Shop and Yard Operations. The demand for excellence has also grown in this part of the hexagon. Major repairs and rebuilds have become more important as machine design improves, costs go up, and economic life increases. Shop operations, whether outsourced or self-performed, lie at the heart of a process whereby machines come off one assignment; are renovated, repaired or rebuilt; and made ready for their next assignment. Yard operations continue to be critical as more small tools, tooling, false work and formwork must be cleaned, inventoried and stored for the next job. Everyone seems to need more “stuff.” Everyone seems to need a bigger and a better-managed yard.

Fleet and Asset Management. This is the part of the matrix where all the data come together: where the numbers are crunched and where actionable information is produced. Equipment management is a transaction-intensive business, and converting data into actionable information is not a trivial task. This function is responsible for strategic decisions regarding fleet composition, fleet average age, capital expenditure, finance, tax and return on investment. This is also where you analyze costs and provide the estimated hourly owning and operating cost rates needed to manage the internal cost recovery processes and produce accurate bid estimates. Making good hard-cost-based decisions is the price of admission to construction. This function makes sure that the equipment side of the house lives up to expectations.

If the six equipment management functions that make up the matrix provide a solid foundation for world-class fleet management, then it is relatively easy to see how they can be used to structure a world-class fleet management procedures manual. Gone are the days when everyone knows what everyone does; and gone are the days when we can rely on chance, tradition and good luck to accomplish everything that needs to be accomplished. There is no doubt that we need to write down our policies and procedures, test them in the school of hard knocks, modify them, keep them flexible, and use them to ensure consistent quality in the service we provide our customers.

As a very minimum, a procedures manual needs to be clear on four things:

  • What we need to do to fulfill the requirements of a particular function and exceed expectations in the performance of that function.
  • Who is going to do it and what resources they are going to use to achieve the desired results.
  • How it is going to be done. What skills, knowledge and abilities are needed to accomplish it.
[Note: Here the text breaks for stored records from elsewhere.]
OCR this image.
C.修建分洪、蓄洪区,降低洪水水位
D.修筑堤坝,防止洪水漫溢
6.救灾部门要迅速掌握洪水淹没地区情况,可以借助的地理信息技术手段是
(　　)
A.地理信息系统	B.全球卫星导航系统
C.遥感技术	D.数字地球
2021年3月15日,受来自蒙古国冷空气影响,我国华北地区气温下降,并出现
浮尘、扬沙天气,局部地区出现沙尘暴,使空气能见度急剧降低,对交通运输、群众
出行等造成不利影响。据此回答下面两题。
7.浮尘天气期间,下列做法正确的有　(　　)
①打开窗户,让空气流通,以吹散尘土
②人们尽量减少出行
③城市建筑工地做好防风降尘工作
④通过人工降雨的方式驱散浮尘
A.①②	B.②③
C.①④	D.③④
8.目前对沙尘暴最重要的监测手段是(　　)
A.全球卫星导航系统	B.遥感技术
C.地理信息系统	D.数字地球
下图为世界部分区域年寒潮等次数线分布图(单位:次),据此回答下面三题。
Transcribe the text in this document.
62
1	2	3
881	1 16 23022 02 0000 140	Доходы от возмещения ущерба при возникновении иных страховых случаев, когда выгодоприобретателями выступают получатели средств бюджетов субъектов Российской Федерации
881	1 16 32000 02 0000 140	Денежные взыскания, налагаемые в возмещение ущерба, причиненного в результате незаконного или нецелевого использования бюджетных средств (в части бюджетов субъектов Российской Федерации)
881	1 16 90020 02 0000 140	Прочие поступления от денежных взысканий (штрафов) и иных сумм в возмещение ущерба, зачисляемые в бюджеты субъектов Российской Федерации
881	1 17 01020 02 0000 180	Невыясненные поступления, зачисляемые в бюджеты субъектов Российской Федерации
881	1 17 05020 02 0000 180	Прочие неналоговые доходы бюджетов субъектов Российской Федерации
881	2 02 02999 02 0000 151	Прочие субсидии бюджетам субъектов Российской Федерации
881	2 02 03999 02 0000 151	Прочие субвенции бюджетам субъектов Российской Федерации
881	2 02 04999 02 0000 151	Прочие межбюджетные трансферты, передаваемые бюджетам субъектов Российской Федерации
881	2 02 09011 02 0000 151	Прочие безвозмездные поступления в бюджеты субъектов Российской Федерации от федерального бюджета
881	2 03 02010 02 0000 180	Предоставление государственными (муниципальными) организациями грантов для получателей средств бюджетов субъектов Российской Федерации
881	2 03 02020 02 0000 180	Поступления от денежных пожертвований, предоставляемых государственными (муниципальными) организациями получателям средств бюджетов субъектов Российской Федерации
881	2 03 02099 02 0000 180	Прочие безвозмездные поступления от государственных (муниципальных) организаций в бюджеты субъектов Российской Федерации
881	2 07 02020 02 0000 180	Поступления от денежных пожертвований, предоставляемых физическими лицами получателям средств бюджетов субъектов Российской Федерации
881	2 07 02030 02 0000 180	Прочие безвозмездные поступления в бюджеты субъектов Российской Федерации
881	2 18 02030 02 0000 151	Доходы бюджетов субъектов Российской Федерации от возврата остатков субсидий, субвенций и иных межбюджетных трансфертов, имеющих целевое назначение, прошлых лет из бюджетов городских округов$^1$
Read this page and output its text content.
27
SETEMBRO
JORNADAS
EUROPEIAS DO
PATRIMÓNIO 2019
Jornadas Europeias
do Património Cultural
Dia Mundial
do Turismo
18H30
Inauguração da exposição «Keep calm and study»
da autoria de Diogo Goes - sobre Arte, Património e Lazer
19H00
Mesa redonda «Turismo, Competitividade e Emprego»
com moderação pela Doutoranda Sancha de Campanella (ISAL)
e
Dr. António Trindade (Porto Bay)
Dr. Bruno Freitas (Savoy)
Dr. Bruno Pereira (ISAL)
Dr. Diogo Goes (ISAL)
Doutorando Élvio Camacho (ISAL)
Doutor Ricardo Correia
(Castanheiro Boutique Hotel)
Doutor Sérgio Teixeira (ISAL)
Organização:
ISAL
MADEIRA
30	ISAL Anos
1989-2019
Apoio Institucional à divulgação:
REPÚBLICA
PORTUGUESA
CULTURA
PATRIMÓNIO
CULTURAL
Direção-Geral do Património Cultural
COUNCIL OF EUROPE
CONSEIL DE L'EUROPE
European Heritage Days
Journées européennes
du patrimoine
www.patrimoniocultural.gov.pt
What standards and expectations are.
  • When it is going to be done. What the schedule and frequency of action is, and what the expectations are regarding timely performance.

One thing I do know about equipment management is that everyone does it differently. One size most definitely does not fit all. So, here is my challenge to you.

  1. Set up a matrix where there is one row for each of the six functions in the matrix and a column for each of the four procedures manual requirements set out above.
  2. Appoint a team of the two or three people most concerned with a particular function. Include the lead person in performing the function and the lead internal customer.
  3. Ask the team to think seriously about their row in the matrix and detail out what needs to be done, who is going to do it, how are they going to do it, and when they are going to do it.

It will not be a trivial task. But you will produce a procedures manual that covers all the functions and ensures they get done by the right people, to the right standards, at the right time.